On nous a rapporté que le danger réel avait duré un quart d'heure. J'ai sans doute eu besoin d'un laps de temps assez considérable pour me remettre de la frayeur et pour réaliser qu'il ne nous était rien arrivé. J'ai relevé la tête pour écouter la suite. Je tendais l'oreille. Qu'étaient devenus les Allemands?

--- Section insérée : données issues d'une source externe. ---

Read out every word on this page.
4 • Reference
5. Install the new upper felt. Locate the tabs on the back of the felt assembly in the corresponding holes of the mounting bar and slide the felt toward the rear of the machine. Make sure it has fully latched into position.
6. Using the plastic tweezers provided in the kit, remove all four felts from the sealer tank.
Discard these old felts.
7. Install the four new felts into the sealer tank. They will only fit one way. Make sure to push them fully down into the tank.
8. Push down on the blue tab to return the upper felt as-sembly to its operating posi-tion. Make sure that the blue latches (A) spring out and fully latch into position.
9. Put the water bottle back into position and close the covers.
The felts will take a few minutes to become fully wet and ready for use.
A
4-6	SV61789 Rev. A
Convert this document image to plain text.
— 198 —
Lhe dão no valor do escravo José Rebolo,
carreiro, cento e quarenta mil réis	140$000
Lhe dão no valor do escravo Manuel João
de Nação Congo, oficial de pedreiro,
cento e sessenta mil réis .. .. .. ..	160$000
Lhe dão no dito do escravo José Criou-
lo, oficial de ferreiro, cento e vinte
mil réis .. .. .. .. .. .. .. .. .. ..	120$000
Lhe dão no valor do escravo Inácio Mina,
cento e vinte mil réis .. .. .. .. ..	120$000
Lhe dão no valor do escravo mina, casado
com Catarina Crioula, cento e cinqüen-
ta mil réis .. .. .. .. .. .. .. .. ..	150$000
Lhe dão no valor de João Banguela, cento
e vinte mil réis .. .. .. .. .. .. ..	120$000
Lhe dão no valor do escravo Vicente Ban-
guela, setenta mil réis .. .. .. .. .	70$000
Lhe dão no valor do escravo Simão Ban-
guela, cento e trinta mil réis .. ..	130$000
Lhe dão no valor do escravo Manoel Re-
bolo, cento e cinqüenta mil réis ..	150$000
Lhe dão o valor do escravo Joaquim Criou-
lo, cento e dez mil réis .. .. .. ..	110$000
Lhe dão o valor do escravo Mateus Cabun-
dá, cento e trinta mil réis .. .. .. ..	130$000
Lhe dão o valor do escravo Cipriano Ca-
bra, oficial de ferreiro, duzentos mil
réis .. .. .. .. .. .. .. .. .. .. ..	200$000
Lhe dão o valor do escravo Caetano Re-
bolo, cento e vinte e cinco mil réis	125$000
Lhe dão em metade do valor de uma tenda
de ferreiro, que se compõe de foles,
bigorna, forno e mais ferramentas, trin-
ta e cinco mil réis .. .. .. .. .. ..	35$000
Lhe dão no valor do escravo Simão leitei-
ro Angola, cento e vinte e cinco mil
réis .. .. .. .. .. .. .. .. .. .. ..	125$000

   Harry, debout, m'observait. À dix mètres de la vitre qui séparait son compartiment du nôtre, il avait les mains calées sur les dossiers à sa droite et à sa gauche, largement postées à la façon d'un athlète qui doit effectuer une culbute à la barre. Comme il émanait de sa musculature et de sa position une expression de concentration magistralement maîtrisée, il pouvait tout aussi bien se trouver là depuis un bon bout de temps, avec l'assurance des gens habitués à de longues stations debout. Nos yeux s'étaient faits à l'obscurité. Il m'examinait. Je n'avais pas regardé dans sa direction, obsédée par le danger, écoutant ma peur et la menace, m'armant tant bien que mal pour supporter le pire. Son regard m'attirait, je me mis à le dévisager moi aussi.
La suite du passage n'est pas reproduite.